If you claim to speak and vote for animals in parliament, surely you have a moral responsibility to base your policies on evidence.
If the Animal Justice Party read the scientific literature, they would discover ample evidence that invasive species have been the major cause of animal extinctions in Australian – feral cats and foxes have been the main drivers of mammal extinctions, chytrid fungus has caused frog extinctions and black rats have caused several extinctions on islands. They would also learn that the majority of threatened animals are imperilled by invasive species.
They could just read the numerous submissions to the Senate inquiry by scientists – for example, the Australian Academy of Sciences says the “major threatening processes in Australia today are invasive species, broad scale ecosystem modification, inappropriate fire management, habitat clearing for agriculture, and climate change”.
Without citing any evidence, the Animal Justice Party claims the principal threats to Australian animals are:
- habitat loss
- climate change
- hunting
- motor vehicle collisions
- air, water and soil pollution.
Habitat loss and climate change are certainly major threats, but their list misses most other major threats. According to the most recent scientific assessment of threats to nationally listed threatened plants and animals, by Stephen Kearney and colleagues, invasive species imperil 82% of listed species, ecosystem modifications such as altered fire and hydrological regimes threaten 74% and agricultural activities (which includes clearing) threaten 60%.

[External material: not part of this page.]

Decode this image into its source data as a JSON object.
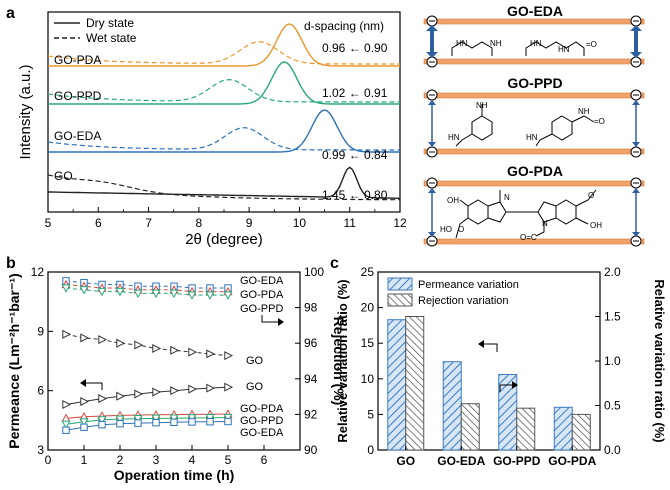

The Animal Justice Party’s last three threats are minor or trivial in comparison for Australian native animals.
What does the party think is the cause of the numerous extinctions and declines in central and northern Australia, particularly of mammals, where none of their threats operate to any significant degree? What about in Christmas Island’s national park, where none of their threats operate and where a bat and three lizard species have recently been wiped out?
This year, after a field trip to Kosciuszko National Park organised by Reclaim Kosci, the party finally admitted that feral horses were causing damage, but they still refuse to countenance any lethal control. Their completely unworkable solutions are fencing off sensitive sites and fertility control. Again, by ignoring evidence about what is needed to protect native animals – which are just as sentient as feral horses – they are willing to condemn the likes of threatened corroboree frogs, the broad-toothed mouse, alpine she-oak skink and Reiks freshwater crayfish to ongoing destruction of their habitat by feral horses.
Where is the justice in that?
We need more nature lovers in our parliaments, but to help nature they need to base their policies on evidence – not wishful thinking.